23 En dit zijn de zonen van Sobal: Alvan en Manahath, en Ebal, en Sefo, en Onam.

24 En dit zijn de zonen van Zibeon: Aja en Ana, hij is die Ana, die de muilen in de woestijn gevonden heeft, toen hij de ezels van zijn vader Zibeon weidde.

25 En dit zijn de zonen van Ana: Dison; en Aholibama was de dochter van Ana.

26 En dit zijn de zonen van Dison: Hemdan, en Esban, en Ithran, en Cheran.

27 Dit zijn de zonen van Ezer: Bilhan, en Zaavan, en Akan.

28 Dit zijn de zonen van Disan: Uz en Aran.

29 Dit zijn de vorsten der Horieten: de vorst Lotan, de vorst Sobal, de vorst Zibeon, de vorst Ana.

30 De vorst Dison, de vorst Ezer, de vorst Disan; dit zijn de vorsten der Horieten, naar hun vorsten in het land Seir.

31 En dit zijn koningen, die geregeerd hebben in het land Edom, eer een koning regeerde over de kinderen Israels.

32 Bela dan, de zoon van Beor, regeerde in Edom, en de naam zijner stad was Dinhaba.

33 En Bela stierf, en Jobab, de zoon van Zerah, van Bozra, regeerde in zijn plaats.

34 En Jobab stierf, en Husam, uit der Temanieten land, regeerde in zijn plaats.

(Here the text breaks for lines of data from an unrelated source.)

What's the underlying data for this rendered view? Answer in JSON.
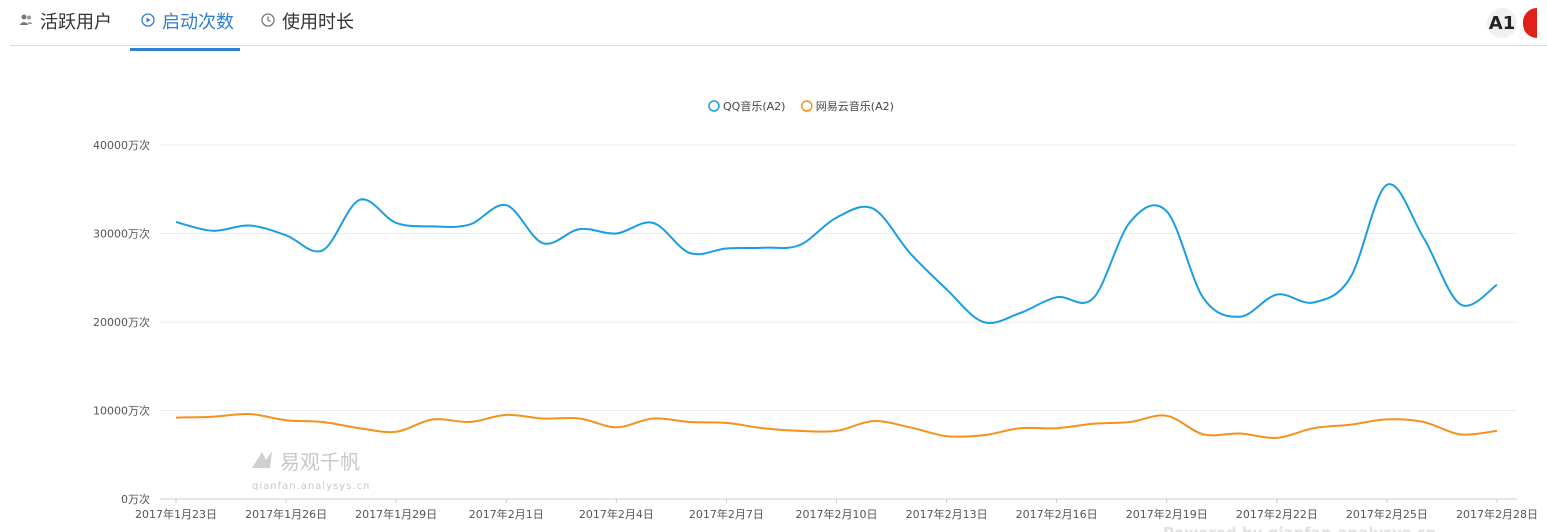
{
  "tabs": [
    {
      "label": "活跃用户",
      "icon": "users-icon",
      "active": false
    },
    {
      "label": "启动次数",
      "icon": "play-circle-icon",
      "active": true
    },
    {
      "label": "使用时长",
      "icon": "clock-icon",
      "active": false
    }
  ],
  "badge": {
    "label": "A1"
  },
  "watermark": {
    "title": "易观千帆",
    "subtitle": "qianfan.analysys.cn"
  },
  "footer": {
    "powered": "Powered by qianfan.analysys.cn"
  },
  "colors": {
    "accent": "#2f80d1",
    "series1": "#1a9ee2",
    "series2": "#f5921e"
  },
  "chart_data": {
    "type": "line",
    "y_ticks": [
      "0万次",
      "10000万次",
      "20000万次",
      "30000万次",
      "40000万次"
    ],
    "ylim": [
      0,
      40000
    ],
    "x_tick_labels": [
      "2017年1月23日",
      "2017年1月26日",
      "2017年1月29日",
      "2017年2月1日",
      "2017年2月4日",
      "2017年2月7日",
      "2017年2月10日",
      "2017年2月13日",
      "2017年2月16日",
      "2017年2月19日",
      "2017年2月22日",
      "2017年2月25日",
      "2017年2月28日"
    ],
    "x": [
      "2017-01-23",
      "2017-01-24",
      "2017-01-25",
      "2017-01-26",
      "2017-01-27",
      "2017-01-28",
      "2017-01-29",
      "2017-01-30",
      "2017-01-31",
      "2017-02-01",
      "2017-02-02",
      "2017-02-03",
      "2017-02-04",
      "2017-02-05",
      "2017-02-06",
      "2017-02-07",
      "2017-02-08",
      "2017-02-09",
      "2017-02-10",
      "2017-02-11",
      "2017-02-12",
      "2017-02-13",
      "2017-02-14",
      "2017-02-15",
      "2017-02-16",
      "2017-02-17",
      "2017-02-18",
      "2017-02-19",
      "2017-02-20",
      "2017-02-21",
      "2017-02-22",
      "2017-02-23",
      "2017-02-24",
      "2017-02-25",
      "2017-02-26",
      "2017-02-27",
      "2017-02-28"
    ],
    "series": [
      {
        "name": "QQ音乐(A2)",
        "color": "#1a9ee2",
        "values": [
          31300,
          30300,
          30900,
          29800,
          28100,
          33800,
          31200,
          30800,
          31000,
          33200,
          28900,
          30500,
          30000,
          31200,
          27800,
          28300,
          28400,
          28700,
          31800,
          32800,
          27800,
          23700,
          20000,
          21000,
          22800,
          22700,
          31300,
          32500,
          22700,
          20600,
          23100,
          22200,
          25000,
          35500,
          29500,
          22000,
          24200
        ]
      },
      {
        "name": "网易云音乐(A2)",
        "color": "#f5921e",
        "values": [
          9200,
          9300,
          9600,
          8900,
          8700,
          8000,
          7600,
          9000,
          8700,
          9500,
          9100,
          9100,
          8100,
          9100,
          8700,
          8600,
          8000,
          7700,
          7700,
          8800,
          8100,
          7100,
          7200,
          8000,
          8000,
          8500,
          8700,
          9400,
          7300,
          7400,
          6900,
          8000,
          8400,
          9000,
          8700,
          7300,
          7700
        ]
      }
    ],
    "legend": "top-center",
    "grid": true
  }
}
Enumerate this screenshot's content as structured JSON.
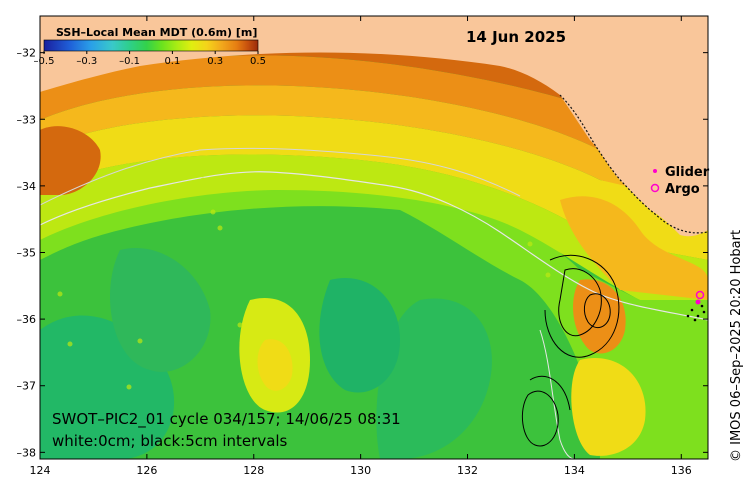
{
  "date_label": "14 Jun 2025",
  "colorbar": {
    "title": "SSH–Local Mean MDT (0.6m) [m]",
    "ticks": [
      "–0.5",
      "–0.3",
      "–0.1",
      "0.1",
      "0.3",
      "0.5"
    ],
    "colors": [
      "#1a1f9e",
      "#1f5fd8",
      "#2aa0e8",
      "#39c9c9",
      "#2ecf8a",
      "#33d24a",
      "#6ae21e",
      "#a8ec14",
      "#e0ee10",
      "#f4d41a",
      "#f2a81c",
      "#e67e12",
      "#c8520e",
      "#9a2a0a"
    ]
  },
  "axes": {
    "x_ticks": [
      "124",
      "126",
      "128",
      "130",
      "132",
      "134",
      "136"
    ],
    "y_ticks": [
      "–32",
      "–33",
      "–34",
      "–35",
      "–36",
      "–37",
      "–38"
    ]
  },
  "legend": {
    "glider_label": "Glider",
    "argo_label": "Argo",
    "glider_color": "#ff00cc",
    "argo_color": "#ff00cc"
  },
  "info": {
    "line1": "SWOT–PIC2_01 cycle 034/157; 14/06/25 08:31",
    "line2": "white:0cm; black:5cm intervals"
  },
  "credit": "© IMOS 06–Sep–2025 20:20 Hobart",
  "colors": {
    "land": "#f9c69a",
    "ocean_green": "#3cc23c",
    "orange_dark": "#d4690e",
    "orange": "#ec8f16",
    "yellow_orange": "#f5b81c",
    "yellow": "#f0dc16",
    "yellow_green": "#bde812",
    "light_green": "#7ee01e",
    "mid_green": "#44cc3a",
    "deep_green": "#1fb366"
  }
}
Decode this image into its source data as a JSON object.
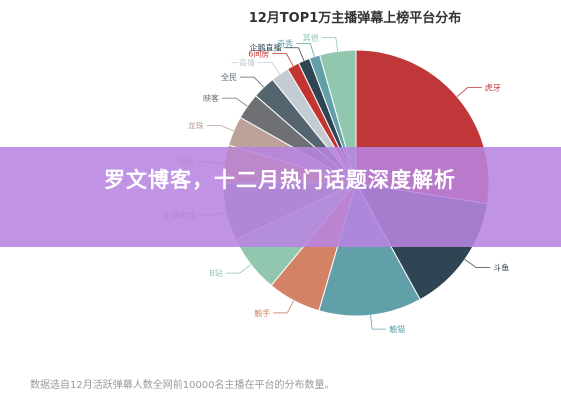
{
  "banner": {
    "headline": "罗文博客，十二月热门话题深度解析"
  },
  "chart_data": {
    "type": "pie",
    "title": "12月TOP1万主播弹幕上榜平台分布",
    "footnote": "数据选自12月活跃弹幕人数全网前10000名主播在平台的分布数量。",
    "slices": [
      {
        "label": "虎牙",
        "value": 27.5,
        "color": "#c0373a"
      },
      {
        "label": "斗鱼",
        "value": 14.5,
        "color": "#2f4554"
      },
      {
        "label": "触猫",
        "value": 12.5,
        "color": "#61a0a8"
      },
      {
        "label": "触手",
        "value": 6.5,
        "color": "#d48265"
      },
      {
        "label": "B站",
        "value": 7.0,
        "color": "#91c7ae"
      },
      {
        "label": "企鹅电竞",
        "value": 7.0,
        "color": "#749f83"
      },
      {
        "label": "花椒",
        "value": 4.6,
        "color": "#e5a12f"
      },
      {
        "label": "龙珠",
        "value": 3.6,
        "color": "#bda29a"
      },
      {
        "label": "映客",
        "value": 3.2,
        "color": "#6e7074"
      },
      {
        "label": "全民",
        "value": 2.8,
        "color": "#546570"
      },
      {
        "label": "一直播",
        "value": 2.2,
        "color": "#c4ccd3"
      },
      {
        "label": "6间房",
        "value": 1.5,
        "color": "#c23531"
      },
      {
        "label": "企鹅直播",
        "value": 1.4,
        "color": "#2f4554"
      },
      {
        "label": "奇秀",
        "value": 1.3,
        "color": "#61a0a8"
      },
      {
        "label": "其他",
        "value": 4.4,
        "color": "#91c7ae"
      }
    ]
  }
}
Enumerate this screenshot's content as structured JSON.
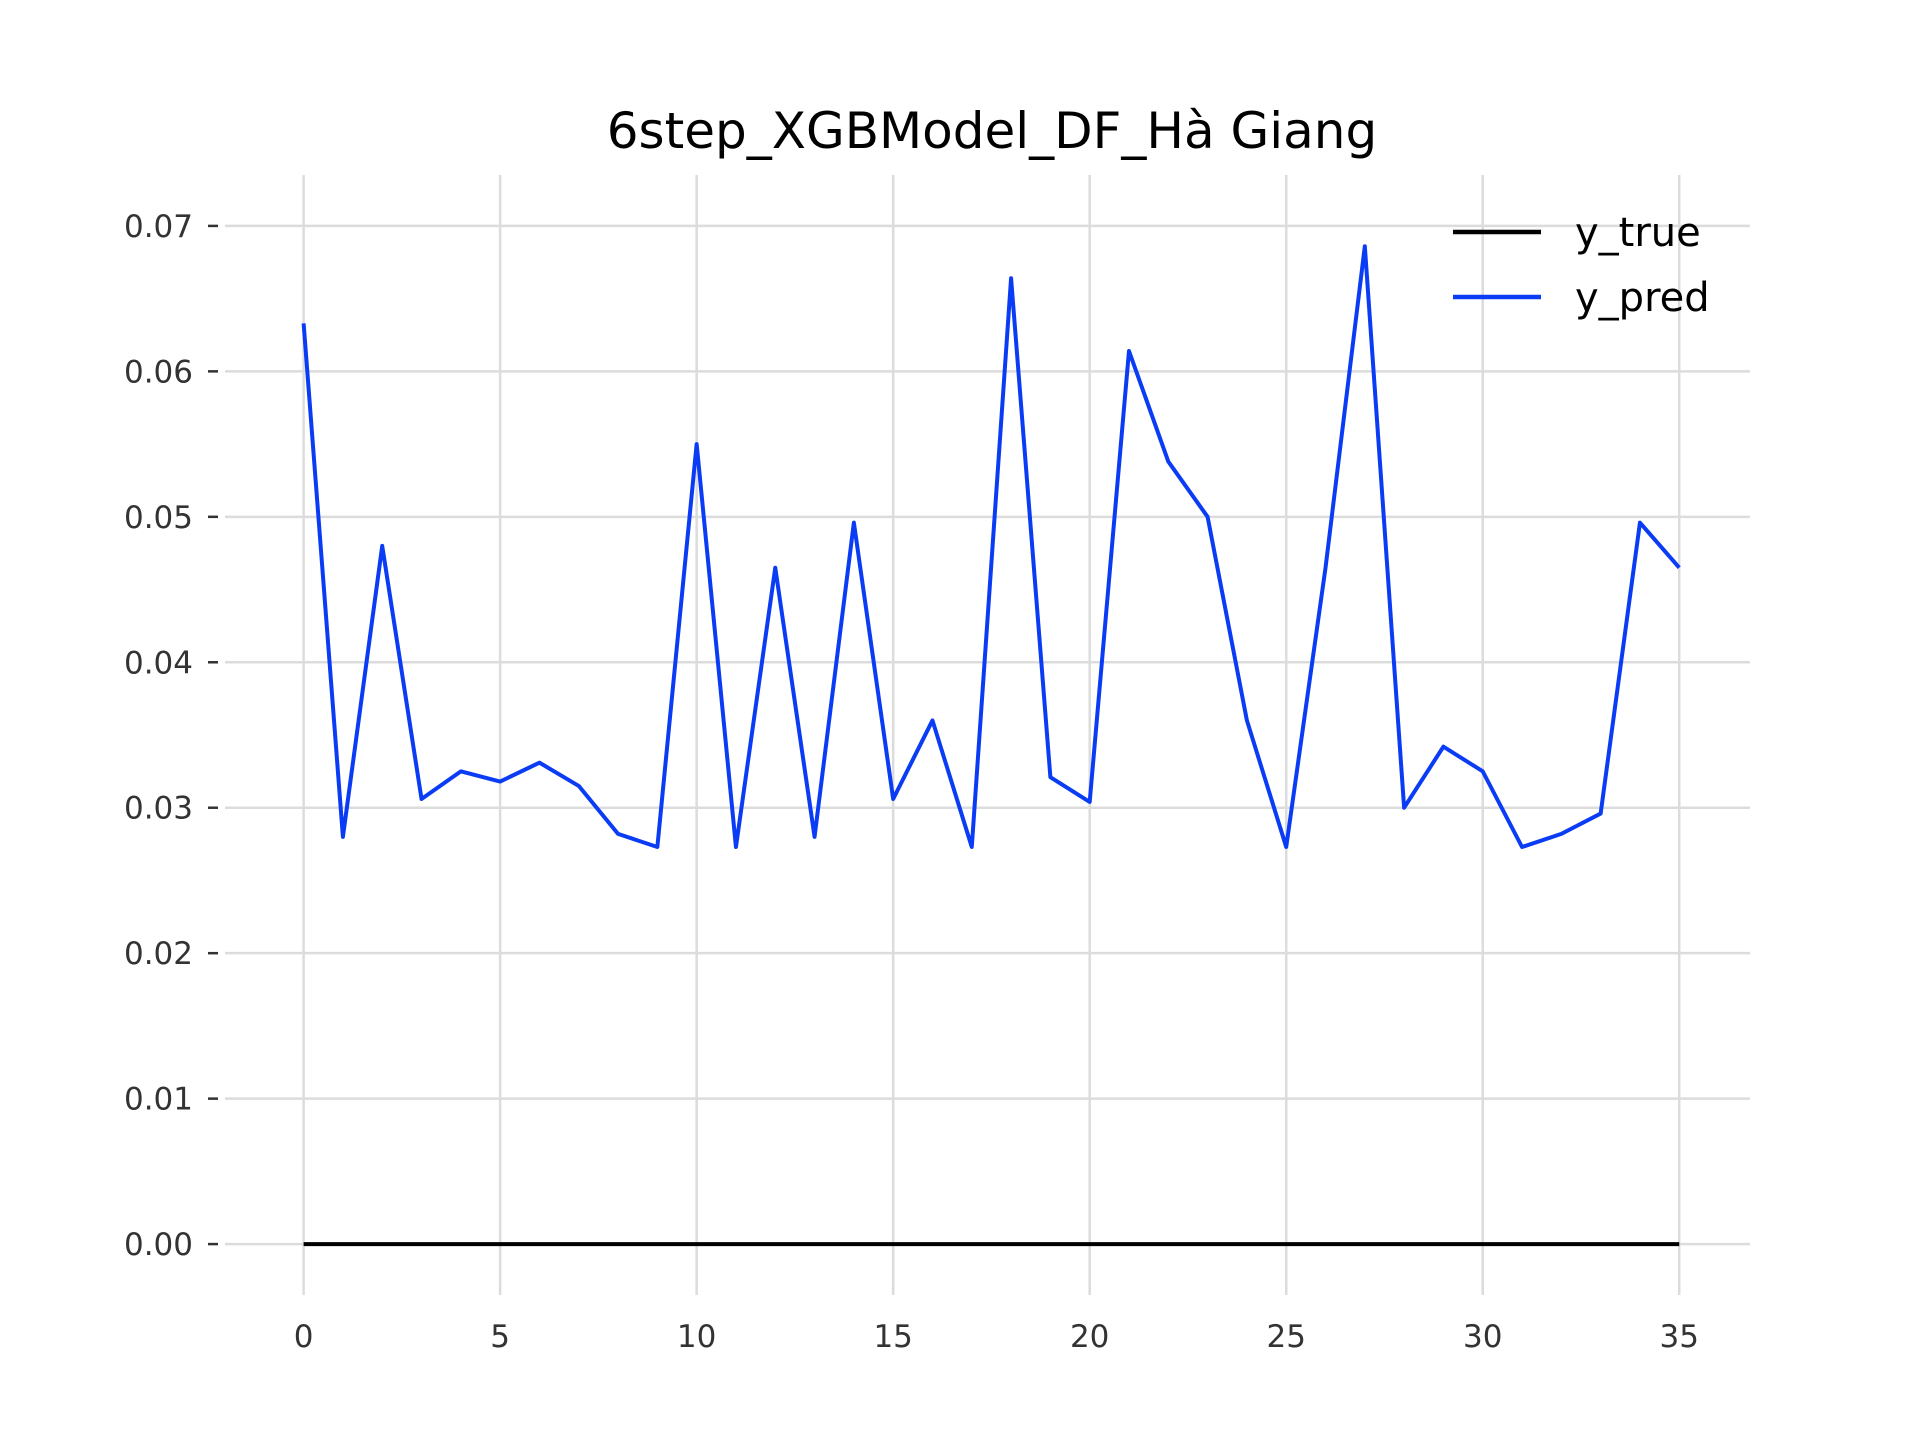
{
  "chart_data": {
    "type": "line",
    "title": "6step_XGBModel_DF_Hà Giang",
    "xlabel": "",
    "ylabel": "",
    "xlim": [
      -2,
      36.8
    ],
    "ylim": [
      -0.0035,
      0.0735
    ],
    "grid": true,
    "legend_position": "top-right",
    "x_ticks": [
      0,
      5,
      10,
      15,
      20,
      25,
      30,
      35
    ],
    "x_tick_labels": [
      "0",
      "5",
      "10",
      "15",
      "20",
      "25",
      "30",
      "35"
    ],
    "y_ticks": [
      0.0,
      0.01,
      0.02,
      0.03,
      0.04,
      0.05,
      0.06,
      0.07
    ],
    "y_tick_labels": [
      "0.00",
      "0.01",
      "0.02",
      "0.03",
      "0.04",
      "0.05",
      "0.06",
      "0.07"
    ],
    "x": [
      0,
      1,
      2,
      3,
      4,
      5,
      6,
      7,
      8,
      9,
      10,
      11,
      12,
      13,
      14,
      15,
      16,
      17,
      18,
      19,
      20,
      21,
      22,
      23,
      24,
      25,
      26,
      27,
      28,
      29,
      30,
      31,
      32,
      33,
      34,
      35
    ],
    "series": [
      {
        "name": "y_true",
        "color": "#000000",
        "values": [
          0,
          0,
          0,
          0,
          0,
          0,
          0,
          0,
          0,
          0,
          0,
          0,
          0,
          0,
          0,
          0,
          0,
          0,
          0,
          0,
          0,
          0,
          0,
          0,
          0,
          0,
          0,
          0,
          0,
          0,
          0,
          0,
          0,
          0,
          0,
          0
        ]
      },
      {
        "name": "y_pred",
        "color": "#0a3cf5",
        "values": [
          0.0633,
          0.028,
          0.048,
          0.0306,
          0.0325,
          0.0318,
          0.0331,
          0.0315,
          0.0282,
          0.0273,
          0.055,
          0.0273,
          0.0465,
          0.028,
          0.0496,
          0.0306,
          0.036,
          0.0273,
          0.0664,
          0.0321,
          0.0304,
          0.0614,
          0.0538,
          0.05,
          0.036,
          0.0273,
          0.0465,
          0.0686,
          0.03,
          0.0342,
          0.0325,
          0.0273,
          0.0282,
          0.0296,
          0.0496,
          0.0465
        ]
      }
    ]
  }
}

35 En Husam stierf, en in zijn plaats regeerde Hadad, de zoon van Bedad, die Midian versloeg in het veld van Moab; en de naam zijner stad was Avith.

36 En Hadad stierf, en Samla, van Masreka, regeerde in zijn plaats.

37 En Samla stierf, en Saul van Rehoboth, aan de rivier, regeerde in zijn plaats.

38 En Saul stierf, en Baal-Hanan, de zoon van Achbor, regeerde in zijn plaats.

39 En Baal-Hanan, de zoon van Achbor, stierf, en Hadar regeerde in zijn plaats; en de naam zijner stad was Pahu; en de naam zijner huisvrouw was Mechetabeel, een dochter van Matred, de dochter van Mezahab.

40 En dit zijn de namen der vorsten van Ezau, naar hun geslachten, naar hun plaatsen, met hun namen: de vorst Timna, de vorst Alva, de vorst Jetheth,

41 De vorst Aholibama, de vorst Ela, de vorst Pinon,

42 De vorst Kenaz, de vorst Teman, de vorst Mibzar,

43 De vorst Magdiel, de vorst Iram; dit zijn de vorsten van Edom, naar hun woningen, in het land hunner bezitting; hij is Ezau, de vader van Edom.